"Elena", the new film from Andrei Zvyagintsev, is sensational...
One of the best reasons to go to any film festival is the thrill of a brilliant but under-promoted movie, something to cheerlead and encourage in its ongoing adventure around the world.
Making a pit-stop at the wonderful Tromsø festival in Norway's Arctic Circle is a sensational Russian drama called Elena, by Andrei Zvyagintsev, who debuted to great acclaim with The Return in 2003.
Somehow, his new film – which I'm not alone in considering superior in every way – still finds itself without firmed-up plans for UK distribution. This is a hopefully rectifiable state of affairs, but a sad one all the same: I hope it doesn't go the way of Maren Ade's lauded German relationship drama Everyone Else, which premiered in 2009, but has still yet to see the light of day in Britain.
Elena has the taut dramatic structure of a Dostoyevsky parable, matched with mesmerising long-take technique, a hushed, disquieting soundscape, and images that jangle in your head for days.
Zvyagintsev's memorable opening shot watches the sun rise on a plush Moscow apartment through the bare branches of a tree outside, on which a single bird nestles, until another one flutters down and joins it. We watch the morning routine of the title character, a late-middle-aged grandmother sleeping apart from her wealthy but difficult second husband Vladimir (Andrey Smirnov), who draws his purse-strings tight and his heart-strings tighter.
Elena's son Sergey (Aleksey Rozin) is an unemployed slob living in cramped surroundings with his wife and two sons, one of whom is in danger of being drafted off to Ossetia, unless the right people can be bribed to get him into college. Elena's gentle pleas to Vladimir, who could easily remedy this situation if he didn't resent it so much, aren't helped by her needling reminders that his own daughter is childless and never bothers to get in touch, at least until a shock heart attack that leaves the question of his inheritance uppermost in everyone's thoughts.
To spoil more of the plot would be criminal, but plot's just the skeleton for this superbly assured filmmaker to hang a whole wardrobe of aesthetic and philosophical ideas on. The Return, pristine and gripping though it was, came bogged down with father-son abstractions and portents that felt taught and obligatory, as if he'd been boning up on his Old Testament with one eye on The Night of the Hunter.
Still, it was nothing if not compositionally breathtaking, and that gift hasn't gone anywhere: every shot here, framed and lit by Zvyagintsev's regular director of photography Mikhail Krichman, draws us cannily into the psychological tensions of the scene, and every cut is timed to heighten and complicate them.
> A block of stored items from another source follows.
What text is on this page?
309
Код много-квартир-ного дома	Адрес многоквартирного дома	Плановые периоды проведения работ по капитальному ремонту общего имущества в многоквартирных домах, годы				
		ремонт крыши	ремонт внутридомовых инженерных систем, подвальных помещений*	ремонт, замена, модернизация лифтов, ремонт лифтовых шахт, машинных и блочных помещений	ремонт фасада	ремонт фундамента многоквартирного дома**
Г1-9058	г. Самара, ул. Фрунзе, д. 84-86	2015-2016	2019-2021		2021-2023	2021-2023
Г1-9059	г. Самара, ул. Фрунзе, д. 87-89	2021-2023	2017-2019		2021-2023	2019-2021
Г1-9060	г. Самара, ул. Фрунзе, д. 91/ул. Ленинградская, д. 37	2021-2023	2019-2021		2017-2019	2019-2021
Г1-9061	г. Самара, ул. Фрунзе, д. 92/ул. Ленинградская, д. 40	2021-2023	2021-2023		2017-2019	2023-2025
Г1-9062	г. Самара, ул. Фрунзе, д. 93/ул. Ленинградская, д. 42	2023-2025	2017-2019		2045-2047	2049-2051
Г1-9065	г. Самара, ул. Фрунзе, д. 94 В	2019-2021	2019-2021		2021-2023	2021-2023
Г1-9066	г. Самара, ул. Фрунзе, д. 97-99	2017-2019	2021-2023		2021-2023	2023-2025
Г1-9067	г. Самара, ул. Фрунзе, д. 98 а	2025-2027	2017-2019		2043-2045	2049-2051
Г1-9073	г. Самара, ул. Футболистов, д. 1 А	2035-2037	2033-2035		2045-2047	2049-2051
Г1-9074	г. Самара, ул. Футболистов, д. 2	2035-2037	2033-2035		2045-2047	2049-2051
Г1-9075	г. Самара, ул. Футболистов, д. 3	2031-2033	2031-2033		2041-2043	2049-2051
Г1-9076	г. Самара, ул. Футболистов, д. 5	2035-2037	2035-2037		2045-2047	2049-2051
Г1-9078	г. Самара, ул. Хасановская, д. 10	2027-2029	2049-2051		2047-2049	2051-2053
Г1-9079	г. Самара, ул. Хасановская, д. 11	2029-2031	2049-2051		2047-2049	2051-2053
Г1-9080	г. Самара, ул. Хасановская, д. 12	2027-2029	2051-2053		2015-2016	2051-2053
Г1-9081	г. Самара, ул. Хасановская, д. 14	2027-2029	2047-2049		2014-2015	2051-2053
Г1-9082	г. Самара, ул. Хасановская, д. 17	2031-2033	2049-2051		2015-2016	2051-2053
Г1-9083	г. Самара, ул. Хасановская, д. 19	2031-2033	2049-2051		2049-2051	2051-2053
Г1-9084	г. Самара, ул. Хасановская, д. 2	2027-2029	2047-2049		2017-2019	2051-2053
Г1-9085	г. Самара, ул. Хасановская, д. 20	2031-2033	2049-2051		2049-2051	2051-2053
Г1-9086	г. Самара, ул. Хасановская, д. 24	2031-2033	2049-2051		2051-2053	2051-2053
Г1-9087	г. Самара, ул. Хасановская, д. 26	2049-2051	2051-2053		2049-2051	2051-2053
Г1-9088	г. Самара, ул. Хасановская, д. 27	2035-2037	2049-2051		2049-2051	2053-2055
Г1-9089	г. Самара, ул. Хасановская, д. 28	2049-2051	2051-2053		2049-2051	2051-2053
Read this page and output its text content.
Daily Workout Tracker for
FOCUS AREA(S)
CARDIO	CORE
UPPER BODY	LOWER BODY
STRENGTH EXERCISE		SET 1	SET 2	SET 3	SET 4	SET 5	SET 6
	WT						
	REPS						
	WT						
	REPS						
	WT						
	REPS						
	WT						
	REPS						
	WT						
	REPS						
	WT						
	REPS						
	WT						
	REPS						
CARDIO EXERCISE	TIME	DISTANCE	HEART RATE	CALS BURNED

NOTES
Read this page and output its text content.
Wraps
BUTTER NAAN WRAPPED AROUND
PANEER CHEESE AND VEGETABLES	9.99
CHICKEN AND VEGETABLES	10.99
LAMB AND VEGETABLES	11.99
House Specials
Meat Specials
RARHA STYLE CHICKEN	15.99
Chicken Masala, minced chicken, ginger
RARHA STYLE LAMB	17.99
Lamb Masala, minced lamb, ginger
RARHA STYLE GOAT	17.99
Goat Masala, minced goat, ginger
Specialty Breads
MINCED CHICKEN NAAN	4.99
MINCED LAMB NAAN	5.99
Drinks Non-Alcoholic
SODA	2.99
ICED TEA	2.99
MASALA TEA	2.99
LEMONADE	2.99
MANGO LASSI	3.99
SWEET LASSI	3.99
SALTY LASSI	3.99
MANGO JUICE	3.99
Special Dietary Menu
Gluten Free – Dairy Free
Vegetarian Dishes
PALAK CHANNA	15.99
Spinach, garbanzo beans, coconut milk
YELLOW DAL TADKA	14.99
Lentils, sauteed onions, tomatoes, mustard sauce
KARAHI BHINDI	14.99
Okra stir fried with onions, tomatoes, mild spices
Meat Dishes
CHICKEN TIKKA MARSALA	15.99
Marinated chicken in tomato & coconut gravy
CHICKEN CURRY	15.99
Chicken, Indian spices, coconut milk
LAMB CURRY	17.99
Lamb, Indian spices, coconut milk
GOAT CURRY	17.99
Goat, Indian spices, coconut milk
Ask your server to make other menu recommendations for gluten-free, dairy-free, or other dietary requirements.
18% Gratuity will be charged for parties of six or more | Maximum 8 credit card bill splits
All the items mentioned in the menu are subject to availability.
Elena's ambiguous prayers in a church, and an ominous blackout in her son's flat, are scenes freighted with belief in a higher justice that goes beyond superstition, into a Tarkovsky-ish realm of creeping moral terror. We may feel Philip Glass to be an over-familiar composer in our arthouses by now, but the throbbing strains of his Symphony No. 3 work superbly in this context, seeming to follow the heroine about like an implacable exterior conscience.
As for Nadezhda Markina, in the lead role, she's so communicative and detailed you have to keep reminding yourself she's barely speaking, just clueing us in with subtle mastery to Elena's scalp-prickling second thoughts, and quick, darting third ones, and stricken fourth ones.
You may have guessed what's on her mind from this review, but hopefully not what she decides to do about it, and how the consequences she fears lace every subsequent sequence with a floating, metaphysical suspense that suggests a dinner date between Hitchcock and Dreyer.
These will always be influences to conjure with, but there's no guarantee of the magic happening until it very clearly does: that's what makes Elena a film to crow about loudly, and if nothing else one to release, please, surely. Somebody.